November 21, 2008

I Want My Mermaid Back

When I was a little girl I had this INCREDIBLE imagination. Now that creative way of viewing life comes in small doses. Sadly, I can never suspend disbelief long enough to create that same magic.

Anyway, I lived for (still do) baths and dresses- and climbing trees (but this one I have had to release from my list of talents. I don't heal like I used to and scars are no longer cool to me). I drove my mother crazy because I changed my clothes three times a day-partly due to dressing to suit my mood and partly because trees are not dress friendly. I was always contentedly pretending to be a princess, Annie, Dorothy... a slave girl, a movie star, fairy,cabaret performer, scientist, or whatever self created heroin I had invented...but at the end of the day, when the street lamps came on and I was summoned inside it was bath time. My favorite part of the day.

It was in that enchanted hour, when the moon shone bright and the stars waltzed through the infinite sky- that I would fill the bathtub with steamy, bubbly water, glide in and let my hair fan out around me. I would cross my ankles to make a mermaid tail and "swim" around changing directions and no doubt making a mess on the floor in front of the bath tub. Thank goodness for linoleum...heehee...never thought I would hear myself say that, but it was the 80's and that was mostly what was available.

I created this imaginary, underwater paradise with these intricate story lines. Stories about a glorious mermaid who was being sought after by a handsome fisherman. He caught glimpse of the mermaid and was impossibly charmed by her. He wanted to capture her heart so that she would sacrifice her paradise and he could make her his bride.. She loved the fisherman deeply, but she loved the ocean more and couldn't be torn away from her ocean home-not even in the name of love. There were plot variations, involving princes and other fantastical characters that little girls cherish.

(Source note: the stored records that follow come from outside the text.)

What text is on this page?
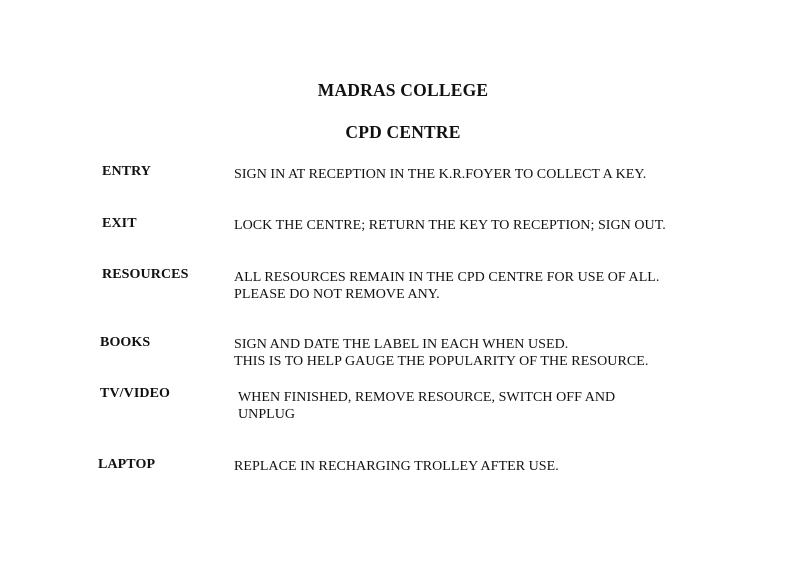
MADRAS COLLEGE
CPD CENTRE
ENTRY	SIGN IN AT RECEPTION IN THE K.R.FOYER TO COLLECT A KEY.
EXIT	LOCK THE CENTRE; RETURN THE KEY TO RECEPTION; SIGN OUT.
RESOURCES	ALL RESOURCES REMAIN IN THE CPD CENTRE FOR USE OF ALL.
PLEASE DO NOT REMOVE ANY.
BOOKS	SIGN AND DATE THE LABEL IN EACH WHEN USED.
THIS IS TO HELP GAUGE THE POPULARITY OF THE RESOURCE.
TV/VIDEO	WHEN FINISHED, REMOVE RESOURCE, SWITCH OFF AND
UNPLUG
LAPTOP	REPLACE IN RECHARGING TROLLEY AFTER USE.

I was five or six and the stories didn't stop at mermaids in bathtubs. I was forever playing out these little scenes-mostly to myself because I was the youngest, with a large gap between my sisters and me. Entertaining myself was my sole purpose in life at that juncture.

Eventually this self created fairyland was stolen away by slumber parties and the discovery of boys and whatever right of passage moments take with them the possibility and fearlessness of girlhood. Freedom to create and dance and sing and escape to hidden places and be secret people and experience everything your brush of imagination can paint. The limitless, mystical kingdoms and perfect princes are shattered by reality and leave behind only the twinkle of possibility. A secret stash of fairy dust reserved for stormy weather.

Now when I have an especially rough day. When my reality does not live up to my fantasies. I pine for the imagination that I once had. An imagination that allowed me to fully commit to being whatever and wherever I wanted to be at any given moment. When I feel as if I am a chameleon that blends unnoticed into my surroundings, I wish for the unaldulterated belief that allowed me to simply change my mind and become an Indian queen, a warrior, a unicorn, ESPECIALLY a mermaid. Unfortunately reality has paralyzed the mermaid with mediocrity. My ability to escape-replaced by the wisdom that living brings. At that time, when the shackles of responibility tighten and obligations of adulthood steal my air- Those are the instances when I want-when I NEED my mermaid to return to me.

By some miracle of fate, or gift from God- there are still those brief, stolen moments where the Mermaid in me breaks free and for a few moments she flits back and forth through the shimmery waters with the sun catching each glimmering joint in her majestically created, jewel toned tail...The most captivating and mystical creature in the sea...too true to her passion, too alive-to sacrifice an ounce of her magnificence. Even in the name of love.